Robin era dueño de una mente rápida y un talento nato para repartir alegría a través del humor. Yo misma tuve la suerte de entrevistarlo un par de veces, topándome con un hombre que no dejaba carcajada con cabeza. Pasar unos minutos con él hacía que fuera muy difícil mantener el profesionalismo porque no paraba un segundo de hacer bromas, inventarse voces, o darse al canto… era un torbellino de alegría. En los dos eventos de prensa donde pude charlar con él fui testigo de cómo mis colegas salían de la habitación con una sonrisa de oreja a oreja, de las risas que se oían al otro lado de la puerta, para luego vivirlo en carne propia. Era imposible pedirle que se centre, con cada pregunta armaba un show y se iba por la tangente, y recuerdo que al final opté por olvidar las preguntas preparadas y dejarme llevar por su buen sentido del humor guardando momentos profesionales inolvidables.

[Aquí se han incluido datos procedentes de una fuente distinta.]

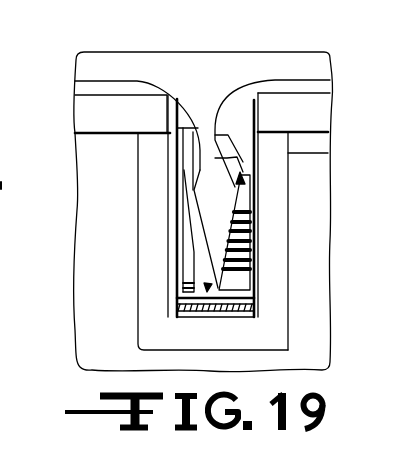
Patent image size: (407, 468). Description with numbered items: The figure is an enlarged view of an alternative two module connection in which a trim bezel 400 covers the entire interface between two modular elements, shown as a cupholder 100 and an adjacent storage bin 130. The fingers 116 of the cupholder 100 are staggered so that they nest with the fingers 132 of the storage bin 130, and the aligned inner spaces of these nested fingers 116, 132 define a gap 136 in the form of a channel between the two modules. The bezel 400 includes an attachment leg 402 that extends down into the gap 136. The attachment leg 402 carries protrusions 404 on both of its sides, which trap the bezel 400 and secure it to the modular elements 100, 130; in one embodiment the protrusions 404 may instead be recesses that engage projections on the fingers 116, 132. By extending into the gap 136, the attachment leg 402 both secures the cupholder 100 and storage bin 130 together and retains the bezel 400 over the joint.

The cupholder 100 is at (122, 241).
The fingers 116 is at (160, 299).
The storage bin 130 is at (300, 194).
The fingers 132 is at (230, 298).
The gap 136 is at (257, 272).
The bezel 400 is at (230, 66).
The attachment leg 402 is at (206, 317).
The protrusions 404 is at (237, 200).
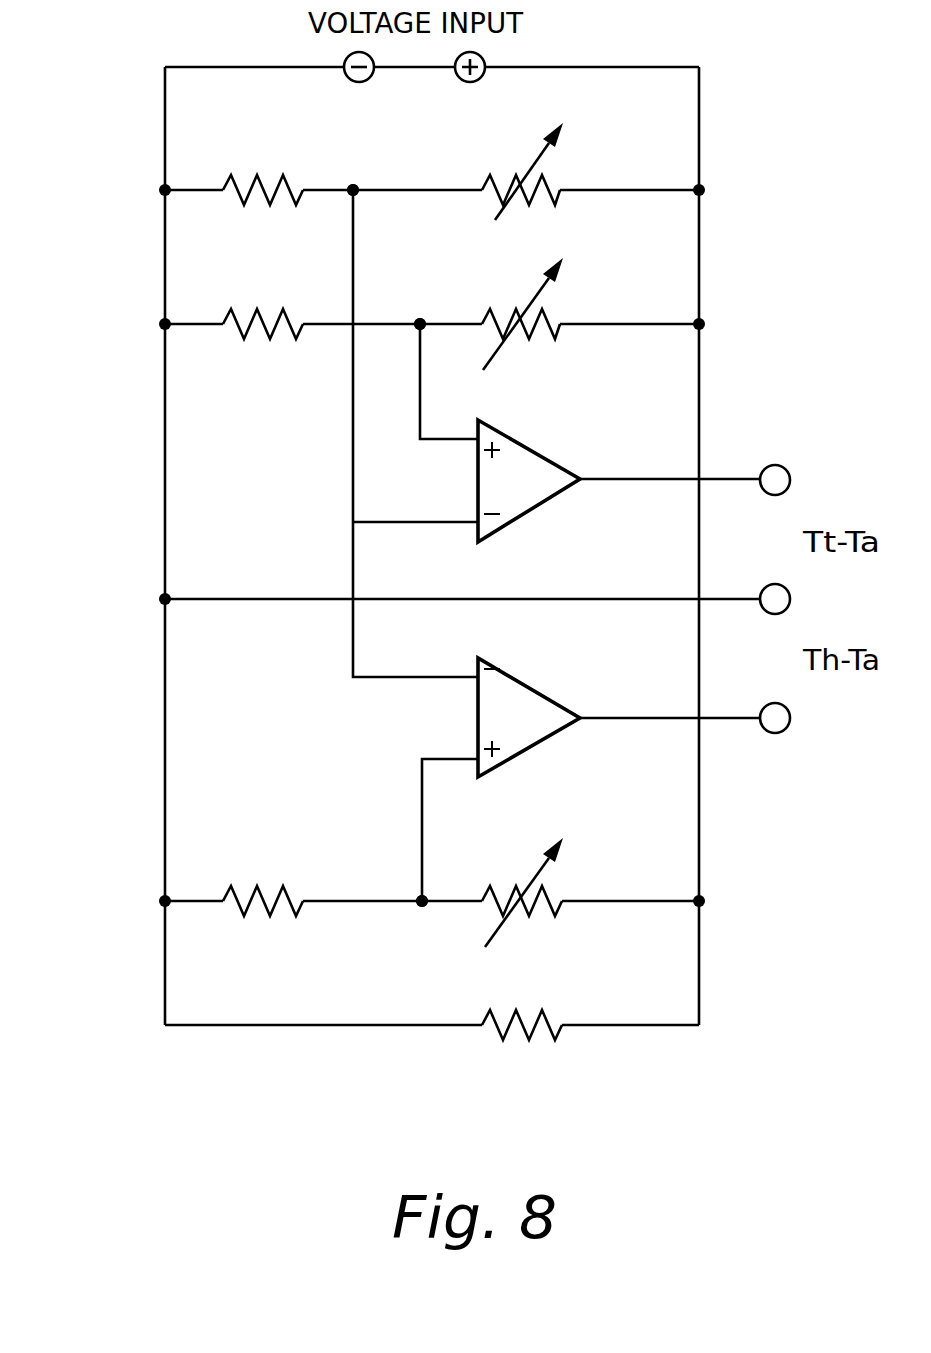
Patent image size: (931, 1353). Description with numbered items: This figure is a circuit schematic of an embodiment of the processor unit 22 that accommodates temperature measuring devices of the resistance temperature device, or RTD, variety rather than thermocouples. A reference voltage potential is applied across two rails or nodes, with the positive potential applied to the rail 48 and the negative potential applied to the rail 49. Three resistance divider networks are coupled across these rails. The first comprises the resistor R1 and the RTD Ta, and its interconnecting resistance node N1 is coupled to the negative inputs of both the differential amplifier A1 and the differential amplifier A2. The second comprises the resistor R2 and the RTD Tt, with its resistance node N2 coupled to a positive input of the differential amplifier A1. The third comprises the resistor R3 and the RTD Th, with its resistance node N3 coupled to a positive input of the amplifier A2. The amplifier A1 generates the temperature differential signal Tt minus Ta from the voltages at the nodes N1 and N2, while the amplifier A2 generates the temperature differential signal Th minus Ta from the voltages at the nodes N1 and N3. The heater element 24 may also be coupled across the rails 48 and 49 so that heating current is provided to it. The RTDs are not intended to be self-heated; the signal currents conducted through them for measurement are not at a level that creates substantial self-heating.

The rail 49 is at (165, 407).
The rail 48 is at (699, 398).
The processor unit 22 is at (393, 550).
The heater element 24 is at (538, 1015).
The resistance node N1 is at (353, 186).
The resistance node N2 is at (420, 320).
The resistance node N3 is at (422, 906).
The differential amplifier A1 is at (530, 512).
The differential amplifier A2 is at (530, 750).
The resistor R1 is at (263, 171).
The resistor R2 is at (263, 304).
The resistor R3 is at (263, 880).
The RTD Ta is at (520, 171).
The RTD Tt is at (522, 314).
The RTD Th is at (522, 892).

Susan quiere borrar todos los tintes grises que aun nublan la muerte del actor para dejar claro al mundo que Robin sufría de una enfermedad que ni él comprendía. Incluso los médicos se sorprendieron de la expansión de cuerpos de Levy en su cerebro, y uno de ellos llegó a decir que es de los peores casos que ha visto en su carrera. Pero Robin nunca tuvo un diagnóstico certero sino que vio como su ser y su mente se desintegraban sin comprender lo que le estaba pasando. No podía ser él mismo, ni recurrir a su ingenio y buen humor para aportar esa alegría que tanto le caracterizaba. Susan no tiene dudas y está convencida de que la enfermedad es la culpable de su suicidio.